「教養」とは何か。著者は、戦前の「一高」的教養から説き起こし、いわゆる知的エリートたちの考える教養主義や、それらから外れたところで登場してくるジャーナリズム的教養、そして「教養」が最後にブームとなった1980年代の「ニューアカ」的な「教養」の流れを明らかにする。そして、その「教養」が不要となってしまう現在の状況について解明していくのである。
それは、知的エリートたちの「きみたちはどう生きるか」という問いかけに対する回答を探すためのものであったわけだし、ただ受験勉強ができるだけではないということを証明したいかれらの安全弁でもあった。また、実学が第一であるという日本的な「大学」のあり方に対する反論でもあった。
私は、教養というのは、もう少しおくゆかしいもの、つまりその人間の思考の土台をなすものととらえていた。ちょっとしたことでも、教養のある人間から発せられる言葉には、様々な知識の蓄積があり、その言動に奥行きをあたえるようなものと定義していたのである。

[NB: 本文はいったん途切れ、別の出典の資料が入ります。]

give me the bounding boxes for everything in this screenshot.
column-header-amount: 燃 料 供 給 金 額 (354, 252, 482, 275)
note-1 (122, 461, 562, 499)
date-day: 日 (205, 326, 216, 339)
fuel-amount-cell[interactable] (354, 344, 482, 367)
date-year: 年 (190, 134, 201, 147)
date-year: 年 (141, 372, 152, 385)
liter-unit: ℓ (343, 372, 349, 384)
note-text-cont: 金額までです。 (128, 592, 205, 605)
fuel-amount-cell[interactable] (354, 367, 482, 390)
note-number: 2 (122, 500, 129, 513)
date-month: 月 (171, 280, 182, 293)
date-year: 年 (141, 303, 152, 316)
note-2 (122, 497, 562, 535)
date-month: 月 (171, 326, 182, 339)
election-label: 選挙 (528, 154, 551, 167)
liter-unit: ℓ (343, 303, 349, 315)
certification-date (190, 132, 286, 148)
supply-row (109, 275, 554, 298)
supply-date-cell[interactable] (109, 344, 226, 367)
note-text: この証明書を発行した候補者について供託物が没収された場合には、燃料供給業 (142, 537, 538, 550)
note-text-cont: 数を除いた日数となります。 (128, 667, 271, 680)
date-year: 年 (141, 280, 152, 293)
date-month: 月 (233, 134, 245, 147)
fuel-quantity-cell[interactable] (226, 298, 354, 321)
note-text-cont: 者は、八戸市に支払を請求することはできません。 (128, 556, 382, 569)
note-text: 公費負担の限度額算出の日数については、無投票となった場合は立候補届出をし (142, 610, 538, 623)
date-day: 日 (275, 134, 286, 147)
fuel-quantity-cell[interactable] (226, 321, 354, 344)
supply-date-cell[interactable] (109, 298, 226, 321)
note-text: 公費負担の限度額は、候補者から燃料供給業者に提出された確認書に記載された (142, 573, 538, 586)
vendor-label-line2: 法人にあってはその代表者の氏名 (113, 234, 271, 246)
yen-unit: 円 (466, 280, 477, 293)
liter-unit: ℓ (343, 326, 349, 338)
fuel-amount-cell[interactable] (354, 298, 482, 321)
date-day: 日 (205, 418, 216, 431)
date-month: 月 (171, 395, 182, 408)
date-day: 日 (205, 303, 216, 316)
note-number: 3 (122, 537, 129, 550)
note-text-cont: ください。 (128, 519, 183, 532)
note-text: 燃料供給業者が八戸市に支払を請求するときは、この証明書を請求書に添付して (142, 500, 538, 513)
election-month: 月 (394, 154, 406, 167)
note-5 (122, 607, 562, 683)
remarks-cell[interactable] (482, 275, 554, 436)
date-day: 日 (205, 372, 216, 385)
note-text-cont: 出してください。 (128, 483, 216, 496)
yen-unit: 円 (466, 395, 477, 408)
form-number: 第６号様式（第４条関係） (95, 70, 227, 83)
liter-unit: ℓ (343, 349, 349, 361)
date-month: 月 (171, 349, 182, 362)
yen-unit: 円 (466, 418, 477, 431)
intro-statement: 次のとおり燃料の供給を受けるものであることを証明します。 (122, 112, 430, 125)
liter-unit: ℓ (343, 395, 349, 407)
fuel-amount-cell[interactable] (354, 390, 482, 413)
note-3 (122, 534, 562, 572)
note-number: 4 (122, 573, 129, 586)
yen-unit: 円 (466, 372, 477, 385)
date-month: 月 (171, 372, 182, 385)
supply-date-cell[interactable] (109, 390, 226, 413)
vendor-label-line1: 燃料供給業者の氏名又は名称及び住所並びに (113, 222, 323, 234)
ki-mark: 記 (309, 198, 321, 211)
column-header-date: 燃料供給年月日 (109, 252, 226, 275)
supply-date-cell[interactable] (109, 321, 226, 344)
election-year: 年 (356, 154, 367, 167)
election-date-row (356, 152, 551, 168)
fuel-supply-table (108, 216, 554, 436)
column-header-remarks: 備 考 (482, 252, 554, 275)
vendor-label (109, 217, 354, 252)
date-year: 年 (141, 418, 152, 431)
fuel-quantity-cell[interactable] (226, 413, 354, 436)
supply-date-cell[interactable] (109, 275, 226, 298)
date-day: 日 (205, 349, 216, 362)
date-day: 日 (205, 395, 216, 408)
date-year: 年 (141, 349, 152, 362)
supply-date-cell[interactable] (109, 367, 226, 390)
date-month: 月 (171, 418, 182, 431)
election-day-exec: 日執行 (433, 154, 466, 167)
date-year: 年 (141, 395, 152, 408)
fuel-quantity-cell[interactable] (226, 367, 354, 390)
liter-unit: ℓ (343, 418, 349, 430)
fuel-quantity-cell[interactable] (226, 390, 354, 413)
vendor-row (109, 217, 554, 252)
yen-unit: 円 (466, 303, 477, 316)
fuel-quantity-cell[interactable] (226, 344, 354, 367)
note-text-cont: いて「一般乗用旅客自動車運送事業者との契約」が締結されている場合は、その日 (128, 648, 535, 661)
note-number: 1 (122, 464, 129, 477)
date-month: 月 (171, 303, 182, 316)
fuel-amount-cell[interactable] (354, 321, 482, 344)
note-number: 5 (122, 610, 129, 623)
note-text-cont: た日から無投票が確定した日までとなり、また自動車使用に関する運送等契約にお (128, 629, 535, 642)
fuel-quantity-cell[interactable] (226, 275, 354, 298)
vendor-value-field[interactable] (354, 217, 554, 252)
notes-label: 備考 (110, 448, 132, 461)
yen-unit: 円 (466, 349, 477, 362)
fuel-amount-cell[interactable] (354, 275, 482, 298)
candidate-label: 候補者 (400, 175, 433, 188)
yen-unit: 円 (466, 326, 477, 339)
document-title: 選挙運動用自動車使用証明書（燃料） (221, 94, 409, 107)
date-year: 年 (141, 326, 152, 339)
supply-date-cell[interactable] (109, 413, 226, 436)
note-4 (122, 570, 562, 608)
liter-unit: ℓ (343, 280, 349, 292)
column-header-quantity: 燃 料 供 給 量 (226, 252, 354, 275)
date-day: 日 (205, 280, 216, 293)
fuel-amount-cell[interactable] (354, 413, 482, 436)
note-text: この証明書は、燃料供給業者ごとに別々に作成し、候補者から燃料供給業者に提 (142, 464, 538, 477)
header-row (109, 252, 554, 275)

だが、それはアカデミズムとは無縁の人間の定義であり、アカデミズムのただなかにある著者の考える「教養」とはかなりかけ離れたものであると、本書によって知らされた。
ここでの「教養」はかなり俗物的なものであり、知的エリートたちの肥大した自我を支えるものでしかない。だからこそ著者は本書のタイトルを「グロテスクな教養」としたのだろう。著者はそういう「教養」を否定したいとは思ってはおらず、逆に「教養」の復権を願っていることがわかる。
その良し悪しにかかわらず、一定の「教養」は健在であってほしいし、それが私のような凡俗の徒の手に届かないところにありがたく鎮座ましましてくれれば、知ったかぶりの大馬鹿者に、その思い上がりをたしなめてくれるような存在があるだけで、私のような人間でも、ずいぶんと謙虚にもなれるというものである。